I did not mean to derail the thread. I guess we've only been talking about this because there are not even rumors about what is happening with the AGR credit card partnership, and we all want to know! Here's what I know right now (somebody correct me if I am wrong on any of these points):


For now, it is not possible to apply for a new AGR partner card (though some other cards exists that award points which can be converted to AGR points. I heard Chase Sapphire Preferred is one, maybe you can still apply if you use that type of card).
For now, the Chase AGR card is still awarding points to those that are lucky enough to already have it (thankful I am one of those). We don't know how long that will last.
AGR is "in talks" with potential partners (perhaps even including Chase) to determine which credit card provider will be awarded their partnership for the next go-round. Nobody even knows what banks/card issuers they are talking with.
No one knows what kind of a card might be offered (if any), or what terms will be offered, or when.
I would love to know if anyone has anything to add to the above.


----------



## Ryan (Jun 25, 2015)

me_little_me said:


> Ryan said:
> 
> 
> > You're still ignoring the value of whatever it is you're buying for $2k.
> ...


Your innovative use of ALL CAPS!!!! and EXCLAMATION POINTS!!!! provided a convincing argument.

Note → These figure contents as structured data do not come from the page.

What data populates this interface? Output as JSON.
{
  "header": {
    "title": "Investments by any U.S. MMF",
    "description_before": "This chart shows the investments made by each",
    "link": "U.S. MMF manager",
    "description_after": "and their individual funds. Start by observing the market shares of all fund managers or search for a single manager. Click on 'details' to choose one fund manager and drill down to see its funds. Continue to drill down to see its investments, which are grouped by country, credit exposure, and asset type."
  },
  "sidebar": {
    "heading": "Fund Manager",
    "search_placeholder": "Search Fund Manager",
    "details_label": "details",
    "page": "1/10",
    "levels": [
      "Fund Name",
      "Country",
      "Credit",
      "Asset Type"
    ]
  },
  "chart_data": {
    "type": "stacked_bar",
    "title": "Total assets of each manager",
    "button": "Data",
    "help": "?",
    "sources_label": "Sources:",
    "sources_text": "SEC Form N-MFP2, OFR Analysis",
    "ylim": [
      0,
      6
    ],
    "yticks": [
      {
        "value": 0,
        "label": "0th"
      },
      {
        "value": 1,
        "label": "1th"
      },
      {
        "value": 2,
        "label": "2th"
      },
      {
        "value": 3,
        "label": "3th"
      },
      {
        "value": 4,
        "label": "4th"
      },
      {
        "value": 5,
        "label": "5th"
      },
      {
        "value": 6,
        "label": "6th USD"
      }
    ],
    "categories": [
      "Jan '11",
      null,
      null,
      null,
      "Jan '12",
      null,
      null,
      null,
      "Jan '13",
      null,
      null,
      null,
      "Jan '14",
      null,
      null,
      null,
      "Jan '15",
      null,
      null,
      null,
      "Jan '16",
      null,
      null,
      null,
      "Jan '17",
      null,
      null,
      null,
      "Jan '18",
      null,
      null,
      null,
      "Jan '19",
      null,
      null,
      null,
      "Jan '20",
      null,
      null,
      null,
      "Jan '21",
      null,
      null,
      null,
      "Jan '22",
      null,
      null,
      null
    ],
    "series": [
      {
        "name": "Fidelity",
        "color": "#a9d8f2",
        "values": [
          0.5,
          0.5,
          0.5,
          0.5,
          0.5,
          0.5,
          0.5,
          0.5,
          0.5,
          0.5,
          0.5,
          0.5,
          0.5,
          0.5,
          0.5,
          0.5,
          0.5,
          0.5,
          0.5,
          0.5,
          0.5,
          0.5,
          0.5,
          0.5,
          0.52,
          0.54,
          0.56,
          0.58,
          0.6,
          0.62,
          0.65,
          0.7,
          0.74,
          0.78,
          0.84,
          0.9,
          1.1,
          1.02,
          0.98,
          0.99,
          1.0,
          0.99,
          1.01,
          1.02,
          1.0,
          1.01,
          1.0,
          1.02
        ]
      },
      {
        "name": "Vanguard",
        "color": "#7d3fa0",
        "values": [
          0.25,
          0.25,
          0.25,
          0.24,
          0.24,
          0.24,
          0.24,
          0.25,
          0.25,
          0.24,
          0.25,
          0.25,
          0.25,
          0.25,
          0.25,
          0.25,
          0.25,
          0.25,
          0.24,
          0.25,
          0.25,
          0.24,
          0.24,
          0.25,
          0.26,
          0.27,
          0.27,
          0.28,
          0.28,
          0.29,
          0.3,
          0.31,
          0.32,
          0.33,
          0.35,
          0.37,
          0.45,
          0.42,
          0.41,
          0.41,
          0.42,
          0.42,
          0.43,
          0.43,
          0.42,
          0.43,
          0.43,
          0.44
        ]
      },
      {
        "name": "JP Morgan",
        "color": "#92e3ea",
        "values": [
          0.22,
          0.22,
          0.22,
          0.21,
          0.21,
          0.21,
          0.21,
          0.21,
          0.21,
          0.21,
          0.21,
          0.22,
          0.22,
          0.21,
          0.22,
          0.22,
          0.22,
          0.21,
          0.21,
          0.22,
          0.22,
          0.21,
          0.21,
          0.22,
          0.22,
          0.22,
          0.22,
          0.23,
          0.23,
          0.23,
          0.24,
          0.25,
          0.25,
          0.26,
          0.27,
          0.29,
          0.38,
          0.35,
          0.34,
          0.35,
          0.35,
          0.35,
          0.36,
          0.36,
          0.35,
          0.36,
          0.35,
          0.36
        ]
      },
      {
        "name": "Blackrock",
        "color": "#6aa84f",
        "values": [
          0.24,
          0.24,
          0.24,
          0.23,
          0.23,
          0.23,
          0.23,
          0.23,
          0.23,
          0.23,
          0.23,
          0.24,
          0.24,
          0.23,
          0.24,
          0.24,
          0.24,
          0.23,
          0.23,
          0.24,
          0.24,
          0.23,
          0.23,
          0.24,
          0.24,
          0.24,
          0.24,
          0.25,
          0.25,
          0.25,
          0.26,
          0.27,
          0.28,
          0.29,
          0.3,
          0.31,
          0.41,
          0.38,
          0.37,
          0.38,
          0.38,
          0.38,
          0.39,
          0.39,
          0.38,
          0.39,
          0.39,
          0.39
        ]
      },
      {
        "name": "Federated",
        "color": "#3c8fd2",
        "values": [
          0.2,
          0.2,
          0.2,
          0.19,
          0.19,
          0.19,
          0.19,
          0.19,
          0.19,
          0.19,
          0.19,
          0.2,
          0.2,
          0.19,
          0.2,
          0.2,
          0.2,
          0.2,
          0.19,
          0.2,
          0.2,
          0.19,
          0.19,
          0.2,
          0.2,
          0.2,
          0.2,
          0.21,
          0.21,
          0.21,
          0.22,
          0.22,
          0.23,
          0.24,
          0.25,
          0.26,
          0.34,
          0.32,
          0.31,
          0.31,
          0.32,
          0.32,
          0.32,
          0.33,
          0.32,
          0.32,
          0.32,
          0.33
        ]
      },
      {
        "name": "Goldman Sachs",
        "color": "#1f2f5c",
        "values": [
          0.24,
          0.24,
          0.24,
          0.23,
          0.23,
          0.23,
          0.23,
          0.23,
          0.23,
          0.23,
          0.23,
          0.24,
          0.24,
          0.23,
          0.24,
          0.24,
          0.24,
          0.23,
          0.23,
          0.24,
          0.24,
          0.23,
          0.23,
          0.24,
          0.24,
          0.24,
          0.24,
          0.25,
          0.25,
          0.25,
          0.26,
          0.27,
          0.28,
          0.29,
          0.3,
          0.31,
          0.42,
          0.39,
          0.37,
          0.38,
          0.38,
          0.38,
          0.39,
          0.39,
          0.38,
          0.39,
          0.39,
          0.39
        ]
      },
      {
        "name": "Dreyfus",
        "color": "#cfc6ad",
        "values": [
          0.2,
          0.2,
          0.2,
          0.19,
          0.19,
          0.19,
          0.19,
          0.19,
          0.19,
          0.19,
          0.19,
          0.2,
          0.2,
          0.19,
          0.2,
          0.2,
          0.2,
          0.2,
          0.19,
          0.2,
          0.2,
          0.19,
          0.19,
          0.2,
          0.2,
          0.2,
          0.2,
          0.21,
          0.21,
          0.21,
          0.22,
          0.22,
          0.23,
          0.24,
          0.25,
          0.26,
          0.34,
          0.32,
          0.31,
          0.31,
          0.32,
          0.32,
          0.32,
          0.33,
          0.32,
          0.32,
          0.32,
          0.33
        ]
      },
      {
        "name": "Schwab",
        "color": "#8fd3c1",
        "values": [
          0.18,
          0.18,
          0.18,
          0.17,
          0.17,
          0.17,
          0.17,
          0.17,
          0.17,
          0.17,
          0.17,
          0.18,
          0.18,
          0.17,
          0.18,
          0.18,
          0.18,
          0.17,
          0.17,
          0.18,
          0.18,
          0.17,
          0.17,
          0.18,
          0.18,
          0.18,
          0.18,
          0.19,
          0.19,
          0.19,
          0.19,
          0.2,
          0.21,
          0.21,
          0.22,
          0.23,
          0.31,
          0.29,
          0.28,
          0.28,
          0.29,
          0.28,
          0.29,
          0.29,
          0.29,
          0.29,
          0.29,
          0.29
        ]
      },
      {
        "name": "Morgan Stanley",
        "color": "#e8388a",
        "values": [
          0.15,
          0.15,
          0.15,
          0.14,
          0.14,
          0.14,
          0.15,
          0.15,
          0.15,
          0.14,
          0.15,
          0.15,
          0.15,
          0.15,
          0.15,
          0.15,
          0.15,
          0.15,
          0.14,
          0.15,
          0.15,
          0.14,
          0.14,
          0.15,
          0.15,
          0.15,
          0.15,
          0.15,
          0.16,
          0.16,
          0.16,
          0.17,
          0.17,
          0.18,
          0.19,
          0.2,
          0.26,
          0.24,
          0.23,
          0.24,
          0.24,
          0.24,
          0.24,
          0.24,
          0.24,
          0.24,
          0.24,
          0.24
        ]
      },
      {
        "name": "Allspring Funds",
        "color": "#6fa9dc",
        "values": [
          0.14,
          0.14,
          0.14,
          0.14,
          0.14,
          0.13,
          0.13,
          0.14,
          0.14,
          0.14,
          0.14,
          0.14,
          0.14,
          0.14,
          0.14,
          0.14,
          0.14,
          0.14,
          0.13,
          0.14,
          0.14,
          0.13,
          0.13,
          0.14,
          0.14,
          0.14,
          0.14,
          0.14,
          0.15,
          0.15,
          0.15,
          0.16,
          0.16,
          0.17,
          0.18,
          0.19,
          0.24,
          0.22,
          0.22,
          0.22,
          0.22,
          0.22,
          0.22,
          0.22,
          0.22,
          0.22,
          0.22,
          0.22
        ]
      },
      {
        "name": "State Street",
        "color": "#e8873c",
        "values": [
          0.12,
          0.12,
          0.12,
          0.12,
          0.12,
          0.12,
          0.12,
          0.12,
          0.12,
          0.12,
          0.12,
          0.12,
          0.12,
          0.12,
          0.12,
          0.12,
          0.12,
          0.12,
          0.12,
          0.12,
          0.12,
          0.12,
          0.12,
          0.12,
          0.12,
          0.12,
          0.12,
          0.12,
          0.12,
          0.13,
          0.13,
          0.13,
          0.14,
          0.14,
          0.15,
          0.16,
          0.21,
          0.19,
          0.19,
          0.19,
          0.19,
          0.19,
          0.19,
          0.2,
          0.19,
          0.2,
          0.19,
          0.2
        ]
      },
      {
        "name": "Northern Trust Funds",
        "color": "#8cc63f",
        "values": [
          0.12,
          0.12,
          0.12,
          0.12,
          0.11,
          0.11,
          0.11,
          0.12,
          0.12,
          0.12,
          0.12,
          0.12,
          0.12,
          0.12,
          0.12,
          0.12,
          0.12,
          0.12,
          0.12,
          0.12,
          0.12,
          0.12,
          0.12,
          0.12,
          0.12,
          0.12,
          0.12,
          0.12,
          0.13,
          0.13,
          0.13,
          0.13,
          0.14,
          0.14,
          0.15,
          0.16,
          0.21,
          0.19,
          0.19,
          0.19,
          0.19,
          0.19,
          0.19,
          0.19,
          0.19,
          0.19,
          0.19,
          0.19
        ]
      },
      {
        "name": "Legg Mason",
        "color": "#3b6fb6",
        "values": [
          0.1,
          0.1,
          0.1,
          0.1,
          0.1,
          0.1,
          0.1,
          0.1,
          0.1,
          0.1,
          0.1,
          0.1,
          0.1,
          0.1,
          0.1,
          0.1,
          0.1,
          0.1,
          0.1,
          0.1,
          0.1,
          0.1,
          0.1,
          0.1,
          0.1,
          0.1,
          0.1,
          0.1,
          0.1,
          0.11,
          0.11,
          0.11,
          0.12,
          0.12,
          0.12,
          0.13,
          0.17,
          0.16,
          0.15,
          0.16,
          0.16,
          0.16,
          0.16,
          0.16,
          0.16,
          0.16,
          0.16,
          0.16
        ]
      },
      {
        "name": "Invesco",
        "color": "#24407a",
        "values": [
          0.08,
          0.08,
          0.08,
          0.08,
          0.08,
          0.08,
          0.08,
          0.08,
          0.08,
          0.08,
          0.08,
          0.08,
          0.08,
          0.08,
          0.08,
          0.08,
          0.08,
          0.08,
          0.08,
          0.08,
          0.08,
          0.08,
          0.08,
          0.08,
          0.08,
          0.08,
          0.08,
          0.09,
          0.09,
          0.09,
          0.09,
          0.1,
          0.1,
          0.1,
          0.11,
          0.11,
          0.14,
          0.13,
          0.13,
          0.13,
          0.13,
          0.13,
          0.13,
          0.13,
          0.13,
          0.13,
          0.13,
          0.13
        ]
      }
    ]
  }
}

(not convincing that you're correct, but convincing of something, I'm just not sure what)


----------



## me_little_me (Jun 25, 2015)

Ryan said:


> Your innovative use of ALL CAPS!!!! and EXCLAMATION POINTS!!!! provided a convincing argument.
> 
> (not convincing that you're correct, but convincing of something, I'm just not sure what)


Touché!

Hey, if you can't convince 'em, then outyell 'em. I yelled louder at you.


----------